Sounds like while there is mutual feelings of obligation there is a ton of underlying resentment that has not been properly addressed. It sounds like the problem is that you want both of you to have attraction and love for each other, so IMO divorcing or separating does nothing towards fixing that - what it does is frees you to find that with someone else someday but it will not make life easier for you and will not result in what you are looking for anytime in the near future - your happiness is the long term goal.

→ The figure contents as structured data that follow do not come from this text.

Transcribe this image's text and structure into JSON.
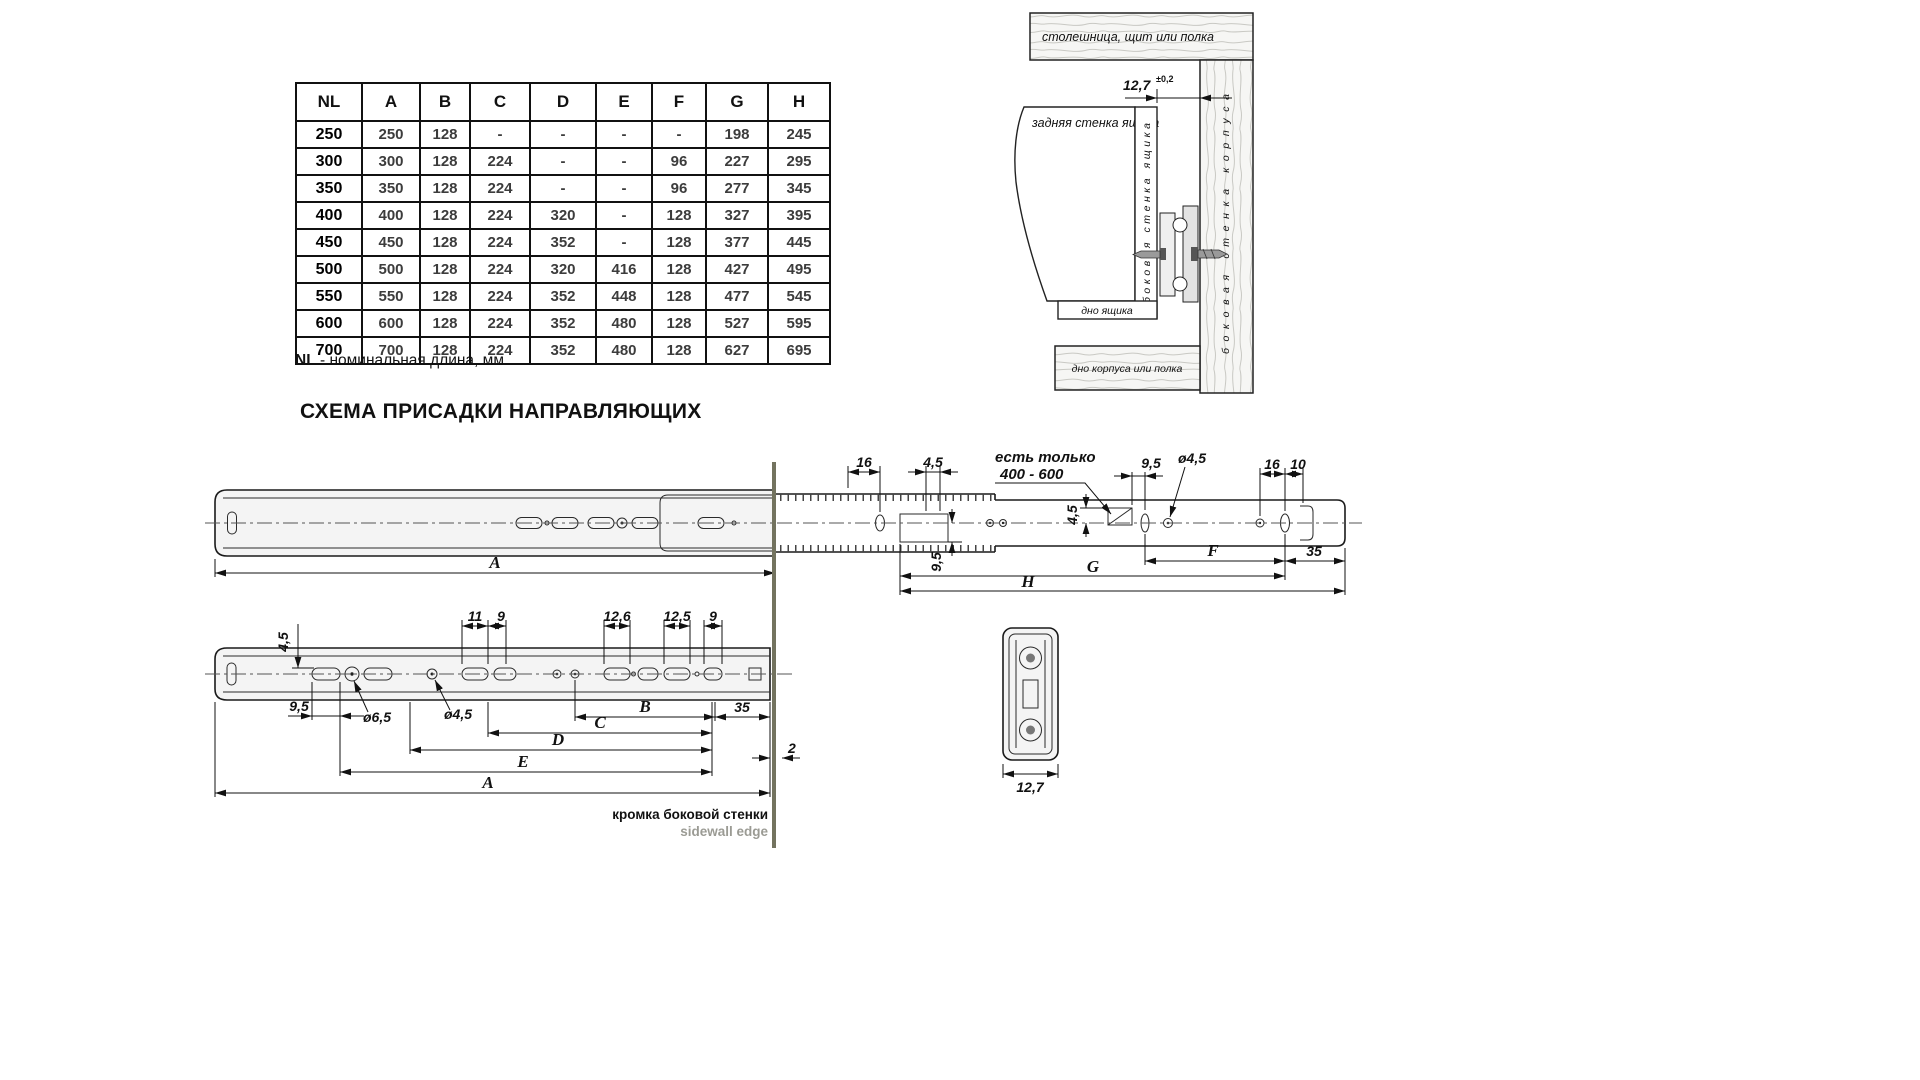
{
  "scheme_title": "СХЕМА ПРИСАДКИ НАПРАВЛЯЮЩИХ",
  "spec_table": {
    "headers": [
      "NL",
      "A",
      "B",
      "C",
      "D",
      "E",
      "F",
      "G",
      "H"
    ],
    "rows": [
      [
        "250",
        "250",
        "128",
        "-",
        "-",
        "-",
        "-",
        "198",
        "245"
      ],
      [
        "300",
        "300",
        "128",
        "224",
        "-",
        "-",
        "96",
        "227",
        "295"
      ],
      [
        "350",
        "350",
        "128",
        "224",
        "-",
        "-",
        "96",
        "277",
        "345"
      ],
      [
        "400",
        "400",
        "128",
        "224",
        "320",
        "-",
        "128",
        "327",
        "395"
      ],
      [
        "450",
        "450",
        "128",
        "224",
        "352",
        "-",
        "128",
        "377",
        "445"
      ],
      [
        "500",
        "500",
        "128",
        "224",
        "320",
        "416",
        "128",
        "427",
        "495"
      ],
      [
        "550",
        "550",
        "128",
        "224",
        "352",
        "448",
        "128",
        "477",
        "545"
      ],
      [
        "600",
        "600",
        "128",
        "224",
        "352",
        "480",
        "128",
        "527",
        "595"
      ],
      [
        "700",
        "700",
        "128",
        "224",
        "352",
        "480",
        "128",
        "627",
        "695"
      ]
    ],
    "note_term": "NL",
    "note_text": " - номинальная длина, мм."
  },
  "installation": {
    "top_panel": "столешница, щит или полка",
    "drawer_back": "задняя стенка ящика",
    "drawer_side": "боковая стенка ящика",
    "cabinet_side": "боковая стенка корпуса",
    "drawer_bottom": "дно ящика",
    "cabinet_bottom": "дно корпуса или полка",
    "gap_dim": "12,7",
    "gap_tol": "±0,2"
  },
  "upper_view": {
    "dim_a": "A",
    "dim_16_left": "16",
    "dim_45_top": "4,5",
    "note_line1": "есть только",
    "note_line2": "400 - 600",
    "dim_95_top": "9,5",
    "dim_dia45": "ø4,5",
    "dim_16_right": "16",
    "dim_10": "10",
    "dim_45_vert": "4,5",
    "dim_95_vert": "9,5",
    "dim_f": "F",
    "dim_35": "35",
    "dim_g": "G",
    "dim_h": "H"
  },
  "lower_view": {
    "dim_45_vert": "4,5",
    "dim_95": "9,5",
    "dim_dia65": "ø6,5",
    "dim_dia45": "ø4,5",
    "dim_11": "11",
    "dim_9_left": "9",
    "dim_126": "12,6",
    "dim_125": "12,5",
    "dim_9_right": "9",
    "dim_b": "B",
    "dim_35": "35",
    "dim_c": "C",
    "dim_d": "D",
    "dim_e": "E",
    "dim_a": "A",
    "dim_2": "2",
    "edge_label_ru": "кромка боковой стенки",
    "edge_label_en": "sidewall edge"
  },
  "end_view": {
    "dim_127": "12,7"
  },
  "colors": {
    "sidewall_edge_line": "#73735f",
    "sidewall_edge_text": "#9b9b94"
  }
}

Most certainly the resentment corresponds to the mutual infidelity you both had, are you certain that it ended for both of you? You likely tried to sweep it all under the rug, the problem is the mess is still there just where you can't see it, you can't ignore it forever. Go to MC and figure out what each of you need from each other to make the relationship work, then just do it, don't overthink it just listen to what she REALLY needs: maybe she just doesn't want to be the one that has to initiate all or even most of the time, maybe she wants someone that takes what he wants more - or else that is completely the wrong approach and what she wants is someone who acknowledges her more and validates her feelings. If you love this woman and want you both to be happy you still have lots more to give... and of course if your eyes or heart are elsewhere and there is some other woman or the possibility of some other woman keeping you from staying checked into your marriage then it is on you whether you want to keep your family together or risk breaking it up in hopes to find a better partner (something that is much more elusive than we are often led to believe).